Search code examples
pythonrawstring

Create and parse a Python Raw string literal R""


Edit
I'm not sure if this question is being read correctly.
I already know what string formats are in Python.
Every single little detail, I already know.
Please stop directing me to questions about string types in Python.

This is a specific question that has to do with the problem string delimiter
in the body of a raw syntax construction.

I want to know why I can't use the raw syntax r"" or r'' form on this
raw string "word's" and have it exist in a variable just like this.

It doesn't matter why I want to do this, but I've explained below.

Thanks.


I'm just going over a some syntax rules to parse and create
strings using the Raw String Syntax rules for r' ' and r" ".

For the record, I have read the docs and rules on raw strings.
The question is specific to escaping the delimiter within the raw string.

I have a utility that parses/makes other string types and is used
in production code.

I'm perplexed that Python does not remove the escape of the escaped delimiter when the string is in a variable.

Is this by design, ie. NOT removing the escape on the delimiter or what I am
hoping, just a missed part of the parse process.
Basically, a bug ?

The string is not really a raw image of the original if after parsing, it does
not look like the original.
After parsing, in a variable, it now becomes useless.

Is this an oversight and possibly something that will be corrected in the future?

As it is now, in my utility, I can only create a raw syntax form, but due to
this bug, I cannot parse it unless I take off the escape from the delimiter.
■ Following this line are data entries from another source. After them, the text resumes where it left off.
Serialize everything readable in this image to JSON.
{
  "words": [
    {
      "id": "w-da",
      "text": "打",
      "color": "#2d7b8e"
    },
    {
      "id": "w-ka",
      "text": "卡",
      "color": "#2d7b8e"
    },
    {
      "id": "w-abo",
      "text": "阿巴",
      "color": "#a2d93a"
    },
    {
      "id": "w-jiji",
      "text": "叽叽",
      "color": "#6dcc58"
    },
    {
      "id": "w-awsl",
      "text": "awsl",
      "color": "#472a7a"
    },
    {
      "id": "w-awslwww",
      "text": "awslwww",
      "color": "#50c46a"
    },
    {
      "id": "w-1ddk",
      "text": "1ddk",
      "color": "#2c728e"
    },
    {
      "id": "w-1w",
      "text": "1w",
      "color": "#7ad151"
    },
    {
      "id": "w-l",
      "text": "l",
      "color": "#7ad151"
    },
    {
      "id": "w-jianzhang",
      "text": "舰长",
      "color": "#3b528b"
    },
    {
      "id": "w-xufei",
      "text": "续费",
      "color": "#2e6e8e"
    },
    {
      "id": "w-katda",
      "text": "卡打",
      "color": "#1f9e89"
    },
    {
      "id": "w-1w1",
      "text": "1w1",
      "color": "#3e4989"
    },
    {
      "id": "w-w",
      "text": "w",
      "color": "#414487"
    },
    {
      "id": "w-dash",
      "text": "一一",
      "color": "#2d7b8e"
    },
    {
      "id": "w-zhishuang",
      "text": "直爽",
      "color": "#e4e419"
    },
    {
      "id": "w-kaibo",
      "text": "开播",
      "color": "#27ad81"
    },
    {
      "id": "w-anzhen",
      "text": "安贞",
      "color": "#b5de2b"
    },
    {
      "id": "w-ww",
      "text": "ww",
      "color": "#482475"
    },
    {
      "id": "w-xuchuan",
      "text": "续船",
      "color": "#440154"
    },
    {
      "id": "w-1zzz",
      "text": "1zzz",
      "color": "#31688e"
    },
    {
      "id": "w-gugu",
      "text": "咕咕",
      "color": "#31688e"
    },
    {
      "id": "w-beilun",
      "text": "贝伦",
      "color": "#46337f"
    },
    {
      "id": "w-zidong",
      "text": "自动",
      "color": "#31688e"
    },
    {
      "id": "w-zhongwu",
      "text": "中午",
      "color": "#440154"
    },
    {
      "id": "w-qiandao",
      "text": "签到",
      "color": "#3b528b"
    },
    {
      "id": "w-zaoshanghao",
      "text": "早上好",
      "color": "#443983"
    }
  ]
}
I mean, I guess I could do this as it is a direct inverse of making the string,
but it's disturbing that the lexical parser leaves this artificial escape in the variable after
the parsing process.

Here is some code I used to verify the problem:

Code

#python 2.7.12

print "Raw targt string test = \"word's\""

v1 = r' "word\'s" '     # => "word\'s" 
v2 = r" \"word's\" "    # => \"word's\"

print "using r' ' syntax, variable contains  " + v1
print "using r\" \" syntax, variable contains  " + v2

if len(v1) == len(v2) :
   print "length's are equal" 
else :
   print "length's are NOT equal" 

Output

Raw targt string test = "word's"
using r' ' syntax, variable contains   "word\'s" 
using r" " syntax, variable contains   \"word's\" 
length's are NOT equal

Either


Solution

  • To quote the Python FAQ, raw string literals in Python were "designed to ease creating input for processors (chiefly regular expression engines) that want to do their own backslash escape processing". Since the regex engine will strip the backslash in front of the quote character, Python doesn't need to strip it. This behavior will most likely never be changed since it would severely break backwards compatibility.
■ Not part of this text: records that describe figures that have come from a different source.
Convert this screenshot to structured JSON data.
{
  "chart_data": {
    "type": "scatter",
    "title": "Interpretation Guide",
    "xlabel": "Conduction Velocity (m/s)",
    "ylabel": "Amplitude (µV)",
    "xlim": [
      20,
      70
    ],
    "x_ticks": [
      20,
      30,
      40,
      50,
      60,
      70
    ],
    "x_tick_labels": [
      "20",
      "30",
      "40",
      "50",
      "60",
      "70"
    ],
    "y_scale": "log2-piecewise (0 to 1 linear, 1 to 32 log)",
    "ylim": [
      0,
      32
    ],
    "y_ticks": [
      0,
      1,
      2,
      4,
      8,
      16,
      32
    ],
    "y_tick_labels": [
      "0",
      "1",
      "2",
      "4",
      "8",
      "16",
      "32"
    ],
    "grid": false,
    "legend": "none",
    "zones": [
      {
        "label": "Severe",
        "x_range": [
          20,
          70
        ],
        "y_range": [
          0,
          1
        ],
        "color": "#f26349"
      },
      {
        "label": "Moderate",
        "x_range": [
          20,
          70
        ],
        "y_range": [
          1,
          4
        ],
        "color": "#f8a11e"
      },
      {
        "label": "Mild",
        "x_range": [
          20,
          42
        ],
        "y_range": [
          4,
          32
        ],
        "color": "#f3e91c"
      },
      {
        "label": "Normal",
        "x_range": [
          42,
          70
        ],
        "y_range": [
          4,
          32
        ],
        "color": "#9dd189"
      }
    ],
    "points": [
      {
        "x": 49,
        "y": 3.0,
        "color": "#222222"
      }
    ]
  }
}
    So yes, it is by design -- although it is quite confusing.

    I want to know why I can't use the raw syntax r"" or r'' form on this raw string "word's" and have it exist in a variable just like this.

    Python's raw string literals were not designed to be able to represent every possible string. In particular, the string "' cannot be represented within r"" or r''. When you use raw string literals for regex patterns, this is not a problem, since the patterns \"', "\', "', and \"\', are equivalent (that is, they all match the single string "').

    However, note that you can write the string "word's" using the triple-quoted raw string literal r'''"word's"'''.